Wednesday, May 23, 2018

Last Days (2012) by Adam Nevill

Last Days (2012) by Adam Nevill: Impoverished English 'guerilla' documentarian Kyle Freeman makes critically regarded documentaries with the help of Dan, his cameraman, and Finger Mouse, his film editor. But when the wealthy producer of a line of successful, New Agey books and movies offers a $100,000 advance to make a film about an odd, early 1970's Doomsday Cult known as The Temple of the Last Days, Kyle jumps at the chance to get out of debt.

The only problem from a creative standpoint for Kyle is that the entire shooting schedule has already been set, the interviewees paid to appear. But he can work around that.

The supernatural stuff may be a bit harder to deal with.
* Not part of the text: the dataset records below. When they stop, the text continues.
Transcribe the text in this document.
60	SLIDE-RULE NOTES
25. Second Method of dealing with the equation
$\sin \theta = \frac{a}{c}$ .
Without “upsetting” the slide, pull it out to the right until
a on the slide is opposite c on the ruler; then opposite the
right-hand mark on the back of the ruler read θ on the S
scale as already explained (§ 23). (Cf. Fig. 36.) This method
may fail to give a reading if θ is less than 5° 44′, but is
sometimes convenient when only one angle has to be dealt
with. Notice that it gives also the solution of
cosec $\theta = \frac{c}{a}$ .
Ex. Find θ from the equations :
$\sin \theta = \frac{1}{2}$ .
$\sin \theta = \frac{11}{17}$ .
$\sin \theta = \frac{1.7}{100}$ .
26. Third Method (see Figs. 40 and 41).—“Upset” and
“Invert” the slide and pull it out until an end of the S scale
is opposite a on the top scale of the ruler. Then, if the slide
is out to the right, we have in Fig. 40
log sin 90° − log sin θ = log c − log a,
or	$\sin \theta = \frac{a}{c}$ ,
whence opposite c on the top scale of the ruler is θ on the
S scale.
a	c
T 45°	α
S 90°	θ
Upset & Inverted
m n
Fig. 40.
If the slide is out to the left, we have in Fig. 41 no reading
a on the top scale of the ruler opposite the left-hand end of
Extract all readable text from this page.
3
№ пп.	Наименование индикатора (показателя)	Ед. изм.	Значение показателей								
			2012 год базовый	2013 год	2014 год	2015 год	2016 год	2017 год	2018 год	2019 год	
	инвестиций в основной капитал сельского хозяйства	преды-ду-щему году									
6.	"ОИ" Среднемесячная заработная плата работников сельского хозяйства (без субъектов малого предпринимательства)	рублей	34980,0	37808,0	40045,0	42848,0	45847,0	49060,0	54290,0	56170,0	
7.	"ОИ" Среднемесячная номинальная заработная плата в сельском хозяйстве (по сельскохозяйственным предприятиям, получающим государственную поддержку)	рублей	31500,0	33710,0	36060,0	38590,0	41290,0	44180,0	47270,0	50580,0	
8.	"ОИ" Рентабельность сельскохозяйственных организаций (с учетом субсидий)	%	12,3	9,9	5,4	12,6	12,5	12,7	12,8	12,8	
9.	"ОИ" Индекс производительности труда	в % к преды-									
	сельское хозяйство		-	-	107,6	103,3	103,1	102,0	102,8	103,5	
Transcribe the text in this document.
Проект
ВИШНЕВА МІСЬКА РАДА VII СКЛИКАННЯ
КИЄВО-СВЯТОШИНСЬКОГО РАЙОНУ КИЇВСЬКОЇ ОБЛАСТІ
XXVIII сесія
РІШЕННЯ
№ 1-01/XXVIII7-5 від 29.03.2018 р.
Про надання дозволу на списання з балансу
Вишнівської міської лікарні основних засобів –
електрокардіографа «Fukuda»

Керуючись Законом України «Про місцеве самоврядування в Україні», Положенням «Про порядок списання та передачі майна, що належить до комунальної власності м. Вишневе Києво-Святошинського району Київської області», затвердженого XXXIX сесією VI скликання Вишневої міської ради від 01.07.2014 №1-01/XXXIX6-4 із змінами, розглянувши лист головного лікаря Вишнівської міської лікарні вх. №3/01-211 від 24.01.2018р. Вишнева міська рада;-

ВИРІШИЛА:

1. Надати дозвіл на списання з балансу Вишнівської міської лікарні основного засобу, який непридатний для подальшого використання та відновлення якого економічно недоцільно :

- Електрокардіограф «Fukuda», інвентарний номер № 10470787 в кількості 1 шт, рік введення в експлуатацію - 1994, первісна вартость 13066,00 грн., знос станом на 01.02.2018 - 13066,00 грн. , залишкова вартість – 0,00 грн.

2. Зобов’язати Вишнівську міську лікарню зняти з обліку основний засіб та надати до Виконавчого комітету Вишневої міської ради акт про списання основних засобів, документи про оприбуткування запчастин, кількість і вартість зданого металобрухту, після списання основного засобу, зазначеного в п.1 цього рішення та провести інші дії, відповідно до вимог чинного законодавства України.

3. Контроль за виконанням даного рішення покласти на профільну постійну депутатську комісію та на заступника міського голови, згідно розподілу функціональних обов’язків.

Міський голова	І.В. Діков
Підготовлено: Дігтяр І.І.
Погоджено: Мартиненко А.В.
Last Days is probably Nevill's most purely enjoyable horror novel. There's a lot less focus on physical suffering here than in Nevill's other long-form works. Oh, there's suffering. But much of it is psychological. And a lot of Kyle's psychological suffering comes from the tension between his mounting terror at the supernatural events swirling around him and his occasionally selfish, stubborn drive to make the film, gets the shots, tell the story.

The details of Kyle's film-making have been well-researched and deployed -- Last Days is almost a guide to making documentaries on a budget. Kyle, for his faults, is an engaging protagonist. And as the details of the Temple of the Last Days emerge, the reader becomes more and more unnerved.

The Temple resembles a number of 1960's and 1970's cults, quite intentionally -- as per usual, Nevill details his research in his Acknowledgements section. Even a glancing familiarity with the subject yields up Charles Manson and Jim Jones as influences; so, too, Est and Scientology. 

The leader of this cult, Sister Katherine, led her followers on a six-year odyssey from London to rural France to Los Angeles to Arizona. In Arizona, the Temple seemingly met its end in some sort of murder-suicide outburst that left Sister Katherine dead as well. But now, 40 years later, the remaining members of the Temple are dying under mysterious circumstances even as Kyle and Dan pursue the story.

Nevill maintains a rapid pace throughout, globe-trotting to a wide variety of places no one would want to visit. The supernatural elements build. The excitement of Kyle at having possibly filmed a ghost (or something) at their first location soon gives way to fear as the supernatural incidents and the traces they leave behind become more and more disturbing and potentially dangerous.

Things get a little bonkers at the climax, but Nevill mostly sticks a landing that's both horrific and bleakly humourous. Kyle's trip to Amsterdam to learn the origin of the evils of the Temple is a high point of the latter stages of the novel, a detailed revelation of something that doesn't eliminate the mystery of where that something, that SOMETHING, came from. There's also a clever bit of universe-building related to Nevill's previous novels that occurs early in the novel; I'll leave you to figure it out. Highly recommended.